Изменить размер шрифта - +

— Вот как? Весьма… — Хвощинский, как мог, старался не подавать виду, что узнал в женщине-селянке ту самую девушку, с которой и правда славно провел неделю в имении Полянки без малого четверть века назад. Правда, с того самого времени она очень сильно изменилась. Впрочем, он тоже не помолодел. — Прошу прощения, но я не помню такого факта в своей биографии. Увы!

— Конечно. — Самсония посмотрела на графа так, что заставила его поежиться. — Где уж вам упомнить…

— Ваш визит ко мне связан с… э-э-э…

— Мой визит к вам, — не дала договорить графу Самсония, чем, впрочем, помогла ему, поскольку Хвощинский не мог подобрать нужных слов, — связан с вашим сыном.
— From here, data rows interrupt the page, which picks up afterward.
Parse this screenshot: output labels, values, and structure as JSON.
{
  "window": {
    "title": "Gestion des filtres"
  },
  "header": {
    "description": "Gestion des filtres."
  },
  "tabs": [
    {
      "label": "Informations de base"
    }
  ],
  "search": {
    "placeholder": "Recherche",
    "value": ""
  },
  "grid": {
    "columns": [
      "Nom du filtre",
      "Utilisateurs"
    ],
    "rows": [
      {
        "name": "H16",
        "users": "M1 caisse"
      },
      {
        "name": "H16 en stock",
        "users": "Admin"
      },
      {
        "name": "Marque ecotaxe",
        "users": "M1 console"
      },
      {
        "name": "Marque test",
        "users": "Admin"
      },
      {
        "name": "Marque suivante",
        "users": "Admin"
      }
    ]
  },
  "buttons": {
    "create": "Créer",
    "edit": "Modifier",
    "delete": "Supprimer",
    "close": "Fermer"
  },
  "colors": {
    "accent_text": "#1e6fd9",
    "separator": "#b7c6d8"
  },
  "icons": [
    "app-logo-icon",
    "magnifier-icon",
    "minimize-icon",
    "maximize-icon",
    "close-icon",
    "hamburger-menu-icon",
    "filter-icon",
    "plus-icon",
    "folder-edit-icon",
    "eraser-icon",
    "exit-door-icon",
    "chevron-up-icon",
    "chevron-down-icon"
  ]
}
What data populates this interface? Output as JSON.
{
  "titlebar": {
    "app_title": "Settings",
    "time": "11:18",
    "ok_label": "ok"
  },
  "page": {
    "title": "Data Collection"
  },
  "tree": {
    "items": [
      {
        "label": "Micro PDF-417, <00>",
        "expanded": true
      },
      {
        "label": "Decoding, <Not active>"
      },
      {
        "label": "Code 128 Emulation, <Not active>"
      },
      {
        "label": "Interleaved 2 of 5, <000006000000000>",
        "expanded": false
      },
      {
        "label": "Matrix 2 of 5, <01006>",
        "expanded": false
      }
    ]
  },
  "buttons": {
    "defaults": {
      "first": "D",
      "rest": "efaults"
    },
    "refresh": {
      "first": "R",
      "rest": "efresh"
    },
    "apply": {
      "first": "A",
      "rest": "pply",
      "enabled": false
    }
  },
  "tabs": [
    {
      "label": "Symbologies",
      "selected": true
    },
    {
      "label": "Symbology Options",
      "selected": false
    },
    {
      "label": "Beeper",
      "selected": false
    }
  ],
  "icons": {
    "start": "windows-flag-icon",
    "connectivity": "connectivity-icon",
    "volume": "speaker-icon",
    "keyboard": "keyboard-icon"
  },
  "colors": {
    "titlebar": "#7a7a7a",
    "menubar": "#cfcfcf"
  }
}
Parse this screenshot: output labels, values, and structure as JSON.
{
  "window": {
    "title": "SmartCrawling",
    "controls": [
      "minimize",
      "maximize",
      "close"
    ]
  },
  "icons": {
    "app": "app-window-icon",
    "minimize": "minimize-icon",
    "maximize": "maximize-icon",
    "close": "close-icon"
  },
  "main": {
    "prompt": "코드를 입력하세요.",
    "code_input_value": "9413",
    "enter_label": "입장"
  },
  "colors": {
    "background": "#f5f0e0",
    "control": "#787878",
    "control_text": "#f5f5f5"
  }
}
У вас ведь есть сын, господин граф…

— Нет, — взял в себя в руки Хвощинский. — У меня только три дочери. И они уже все замужем…

— Есть, есть сын. Я его родила от вас. И он сейчас в беде…

— А что такое? — поднял брови Хвощинский, заметно напрягшись.

— Он сидит в тюрьме и обвиняется в убийстве уездного исправника. Ему грозит каторга… — Самсония как-то размякла, глаза наполнились слезами, и она повалилась к ногам графа: — Молю вас, помогите!

— Да чем же я могу ему помочь? — почти искренне удивился граф, подбирая под сиденье кресла ноги, которые женщина хотела обхватить руками. — И, встаньте, пожалуйста…

— Похлопочите за него, Христом Богом вас прошу! Ведь у вас есть связи, знакомства…

— Встаньте! — громко приказал граф. — Немедленно встаньте! — Его рука потянулась за колокольчиком, который стоял на столике рядом. — Вы заблуждаетесь насчет меня. Сожалею, но я не знаю ни вас, ни вашего сына. И ничем не могу вам помочь…

Его пальцы нащупали колокольчик. Он взял его в руку и нервно позвонил. Почти мгновенно двери гостиной открылись, и вошел все тот же худой лакей в ливрее.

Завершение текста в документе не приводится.